Fake cop suspected in sex assault is arrested by real cops

SEATTLE - A man suspected of sexually assaulting a woman last week while impersonating a police officer is off the streets and behind bars Saturday, authorities said.

Michael Seville Lewis, 31, was arrested Friday evening after he was identified by sexual assault detectives working with the Washington State Patrol Crime Lab, U.S. Marshals and community members who called in tips, officials said.

He was ordered held Saturday on $500,000 bail, according to court documents.

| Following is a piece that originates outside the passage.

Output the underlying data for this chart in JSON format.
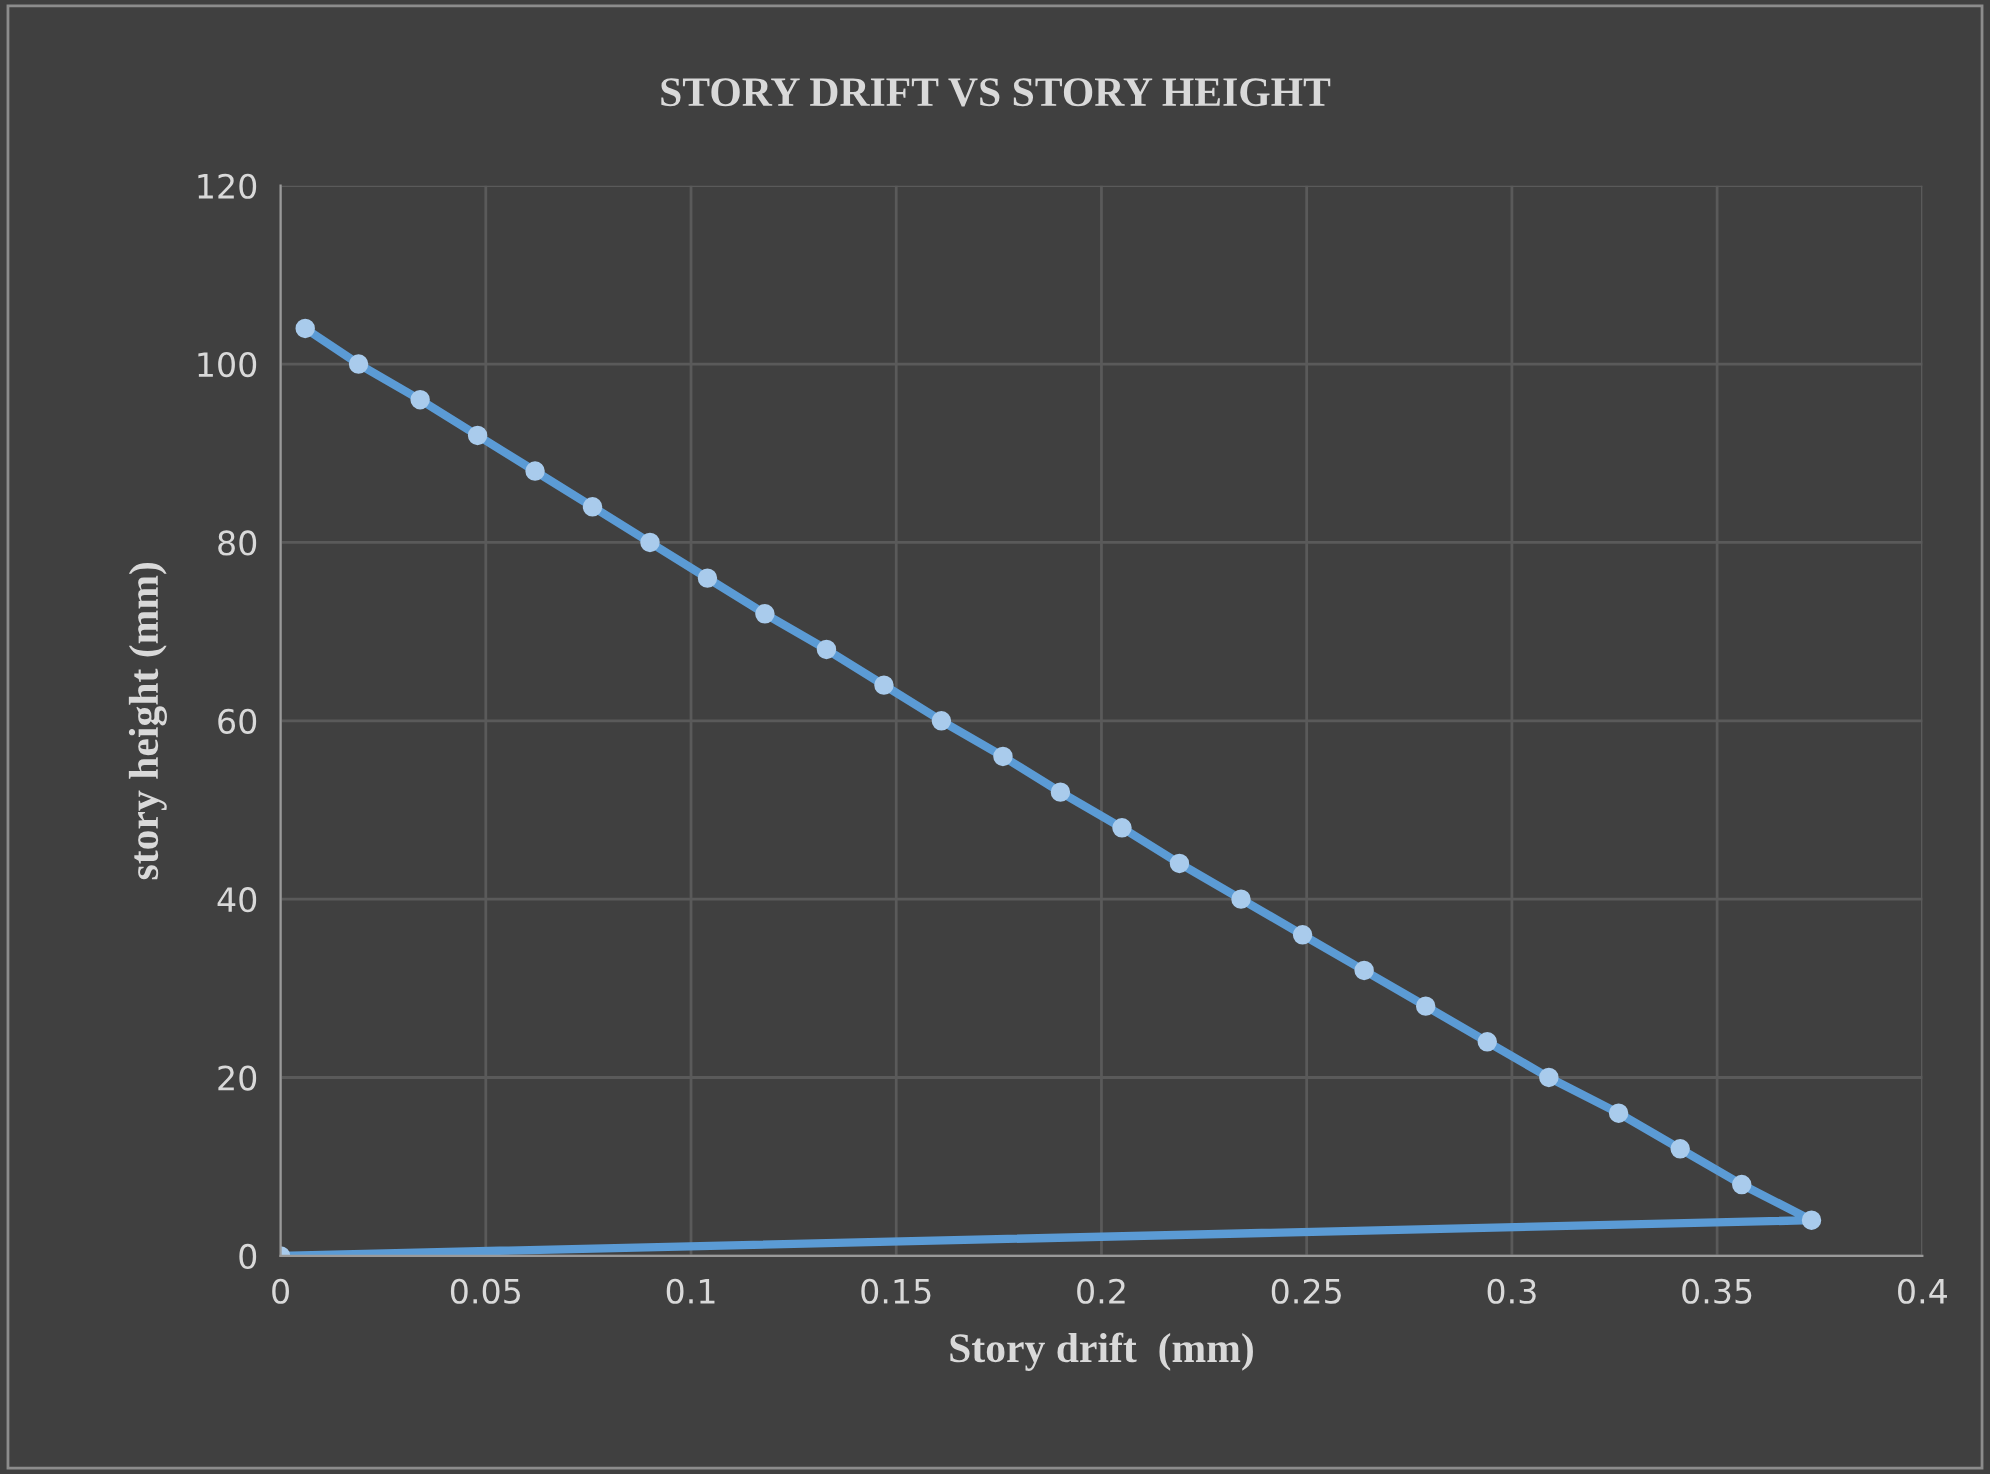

Investigators say the phony cop came up to a 26-year-old woman late at night on June 15 at the busy intersection of Aurora Avenue and 93rd Street as she was walking from a friend's house to a local restaurant.

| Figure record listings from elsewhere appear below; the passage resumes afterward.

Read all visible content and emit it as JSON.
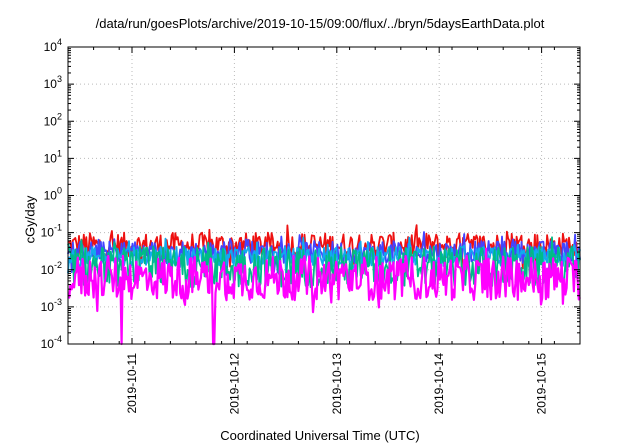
{
  "chart_data": {
    "type": "line",
    "title": "/data/run/goesPlots/archive/2019-10-15/09:00/flux/../bryn/5daysEarthData.plot",
    "xlabel": "Coordinated Universal Time (UTC)",
    "ylabel": "cGy/day",
    "yscale": "log",
    "ylim": [
      0.0001,
      10000
    ],
    "xlim": [
      "2019-10-10T09:00",
      "2019-10-15T09:00"
    ],
    "grid": true,
    "legend": "none",
    "y_ticks": [
      {
        "base": "10",
        "exp": "-4"
      },
      {
        "base": "10",
        "exp": "-3"
      },
      {
        "base": "10",
        "exp": "-2"
      },
      {
        "base": "10",
        "exp": "-1"
      },
      {
        "base": "10",
        "exp": "0"
      },
      {
        "base": "10",
        "exp": "1"
      },
      {
        "base": "10",
        "exp": "2"
      },
      {
        "base": "10",
        "exp": "3"
      },
      {
        "base": "10",
        "exp": "4"
      }
    ],
    "x_ticks": [
      "2019-10-11",
      "2019-10-12",
      "2019-10-13",
      "2019-10-14",
      "2019-10-15"
    ],
    "series": [
      {
        "color": "#ee1111",
        "x": [
          "2019-10-10T09:00",
          "2019-10-11T00:00",
          "2019-10-12T00:00",
          "2019-10-13T00:00",
          "2019-10-14T00:00",
          "2019-10-15T00:00",
          "2019-10-15T09:00"
        ],
        "values": [
          0.045,
          0.045,
          0.045,
          0.045,
          0.045,
          0.045,
          0.045
        ]
      },
      {
        "color": "#4444ff",
        "x": [
          "2019-10-10T09:00",
          "2019-10-11T00:00",
          "2019-10-12T00:00",
          "2019-10-13T00:00",
          "2019-10-14T00:00",
          "2019-10-15T00:00",
          "2019-10-15T09:00"
        ],
        "values": [
          0.03,
          0.03,
          0.03,
          0.03,
          0.03,
          0.03,
          0.03
        ]
      },
      {
        "color": "#11aaee",
        "x": [
          "2019-10-10T09:00",
          "2019-10-11T00:00",
          "2019-10-12T00:00",
          "2019-10-13T00:00",
          "2019-10-14T00:00",
          "2019-10-15T00:00",
          "2019-10-15T09:00"
        ],
        "values": [
          0.022,
          0.022,
          0.022,
          0.022,
          0.022,
          0.022,
          0.022
        ]
      },
      {
        "color": "#00bb88",
        "x": [
          "2019-10-10T09:00",
          "2019-10-11T00:00",
          "2019-10-12T00:00",
          "2019-10-13T00:00",
          "2019-10-14T00:00",
          "2019-10-15T00:00",
          "2019-10-15T09:00"
        ],
        "values": [
          0.012,
          0.012,
          0.012,
          0.012,
          0.012,
          0.012,
          0.012
        ]
      },
      {
        "color": "#ff00ff",
        "x": [
          "2019-10-10T09:00",
          "2019-10-11T00:00",
          "2019-10-12T00:00",
          "2019-10-13T00:00",
          "2019-10-14T00:00",
          "2019-10-15T00:00",
          "2019-10-15T09:00"
        ],
        "values": [
          0.006,
          0.006,
          0.006,
          0.006,
          0.006,
          0.006,
          0.006
        ],
        "dropouts": [
          "2019-10-10T21:30",
          "2019-10-11T19:10"
        ]
      }
    ]
  }
}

He claimed to be an undercover Seattle police officer working a sting operation, investigators say. When he asked the victim for her identification, she hesitated - then asked the man to show her some proof that he was a police officer.

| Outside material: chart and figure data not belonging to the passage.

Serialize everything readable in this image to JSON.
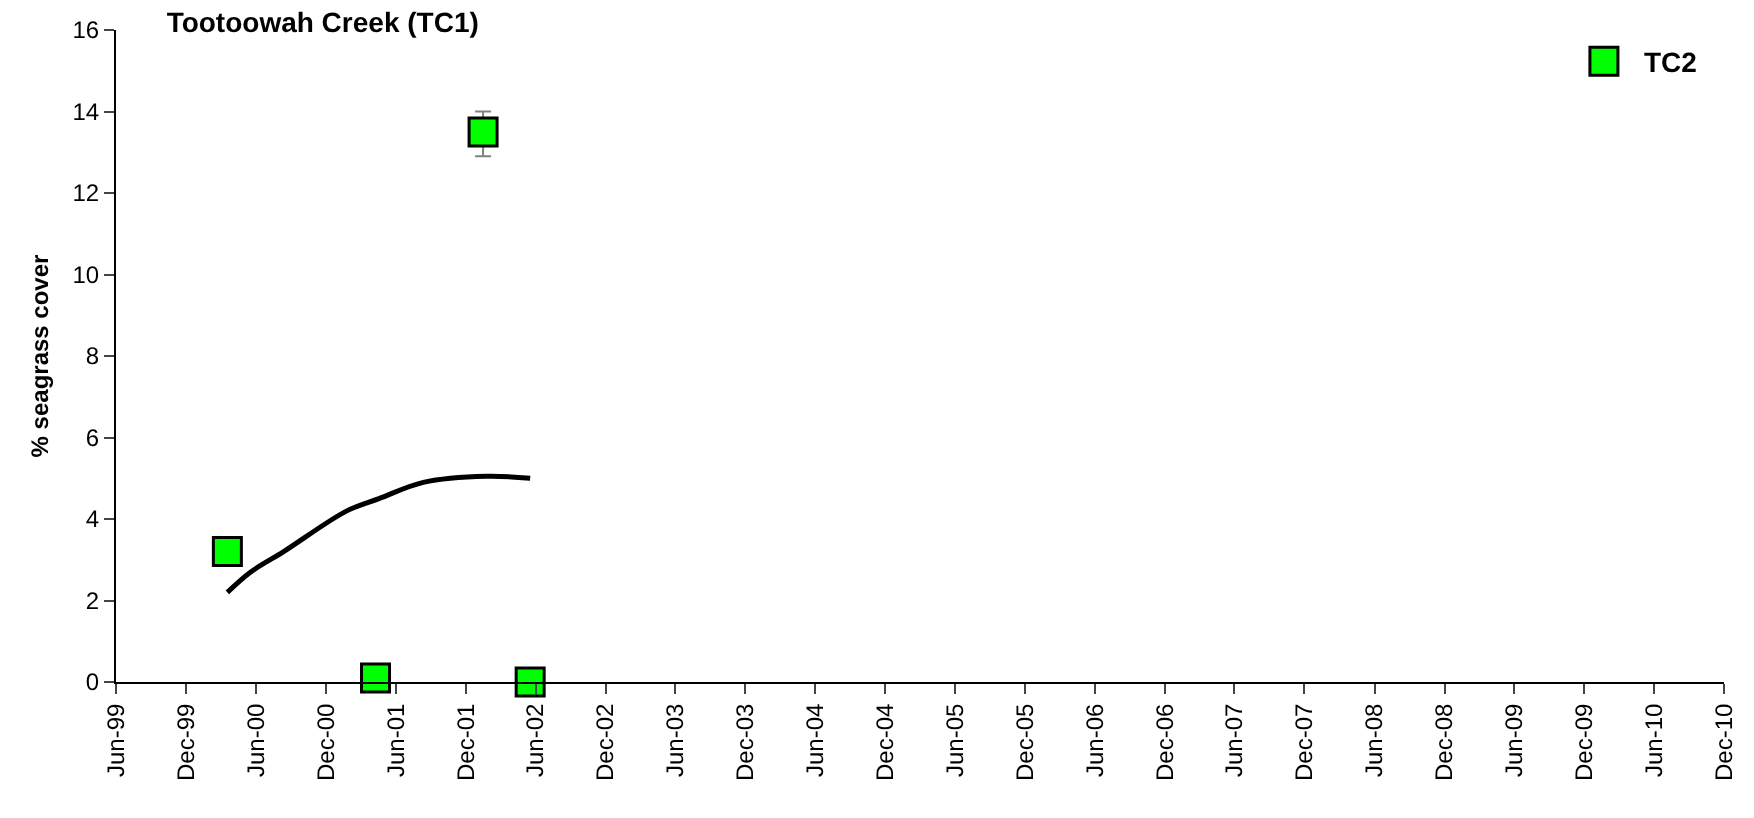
{
  "chart_data": {
    "type": "scatter",
    "title": "Tootoowah Creek (TC1)",
    "ylabel": "% seagrass cover",
    "x": [
      "2000-03-18",
      "2001-04-09",
      "2002-01-15",
      "2002-05-18"
    ],
    "series": [
      {
        "name": "TC2",
        "color": "#00ff00",
        "marker": "square",
        "values": [
          3.2,
          0.1,
          13.5,
          0
        ],
        "errors": [
          null,
          null,
          [
            12.9,
            14.0
          ],
          null
        ]
      },
      {
        "type": "line",
        "color": "#000000",
        "marker": "none",
        "line_style": "solid",
        "x": [
          "2000-03-18",
          "2000-05-18",
          "2000-08-12",
          "2001-01-24",
          "2001-04-18",
          "2001-08-12",
          "2002-01-24",
          "2002-05-18"
        ],
        "values": [
          2.2,
          2.7,
          3.2,
          4.2,
          4.5,
          4.9,
          5.05,
          5.0
        ]
      }
    ],
    "xlim": [
      "1999-06-01",
      "2010-12-01"
    ],
    "xticks": [
      {
        "value": "1999-06-01",
        "label": "Jun-99"
      },
      {
        "value": "1999-12-01",
        "label": "Dec-99"
      },
      {
        "value": "2000-06-01",
        "label": "Jun-00"
      },
      {
        "value": "2000-12-01",
        "label": "Dec-00"
      },
      {
        "value": "2001-06-01",
        "label": "Jun-01"
      },
      {
        "value": "2001-12-01",
        "label": "Dec-01"
      },
      {
        "value": "2002-06-01",
        "label": "Jun-02"
      },
      {
        "value": "2002-12-01",
        "label": "Dec-02"
      },
      {
        "value": "2003-06-01",
        "label": "Jun-03"
      },
      {
        "value": "2003-12-01",
        "label": "Dec-03"
      },
      {
        "value": "2004-06-01",
        "label": "Jun-04"
      },
      {
        "value": "2004-12-01",
        "label": "Dec-04"
      },
      {
        "value": "2005-06-01",
        "label": "Jun-05"
      },
      {
        "value": "2005-12-01",
        "label": "Dec-05"
      },
      {
        "value": "2006-06-01",
        "label": "Jun-06"
      },
      {
        "value": "2006-12-01",
        "label": "Dec-06"
      },
      {
        "value": "2007-06-01",
        "label": "Jun-07"
      },
      {
        "value": "2007-12-01",
        "label": "Dec-07"
      },
      {
        "value": "2008-06-01",
        "label": "Jun-08"
      },
      {
        "value": "2008-12-01",
        "label": "Dec-08"
      },
      {
        "value": "2009-06-01",
        "label": "Jun-09"
      },
      {
        "value": "2009-12-01",
        "label": "Dec-09"
      },
      {
        "value": "2010-06-01",
        "label": "Jun-10"
      },
      {
        "value": "2010-12-01",
        "label": "Dec-10"
      }
    ],
    "ylim": [
      0,
      16
    ],
    "yticks": [
      0,
      2,
      4,
      6,
      8,
      10,
      12,
      14,
      16
    ],
    "grid": false,
    "legend": "top right"
  }
}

He then flashed a badge, and the woman could also see that he was also wearing an earpiece with a cord that tucked into his shirt pocket. But she still wasn't completely convinced that he was a cop, and she began walking away from him.

As she kept walking, she could see the man following her. When she turned off Aurora onto a side street, where she thought it would be safer, the man came out of a side area and pounced on her, court papers show.

Police say the fake cop succeeded in his brutal attack, forcing the woman into a brushy area near the intersection and sexually assaulting her.

After a week-long investigation, U.S. marshals picked up the suspect on Friday evening a few blocks away from the original crime, in the 9800 block of Aurora Avenue North, said Seattle police spokesman Sgt. Sean Whitcomb.

Lewis underwent questioning and was booked into King County Jail for investigation of rape, extortion, assault and criminal impersonation, according to court documents.

Detectives have yet to locate the suspect's fake badge.

Acting Lt. Rose McMahon of the Seattle Police Department's Sexual Assault Unit says, "This is outstanding work by the case detectives. Still, we wouldn't have been able to solve it without assistance from the community who called in tips, the scientists at the Washington State Patrol Crime Lab and the U.S. Marshals who helped us track him down."

Detectives don't believe that this suspect is responsible for any other crimes, but they are not ruling out the possibility as the investigation continues.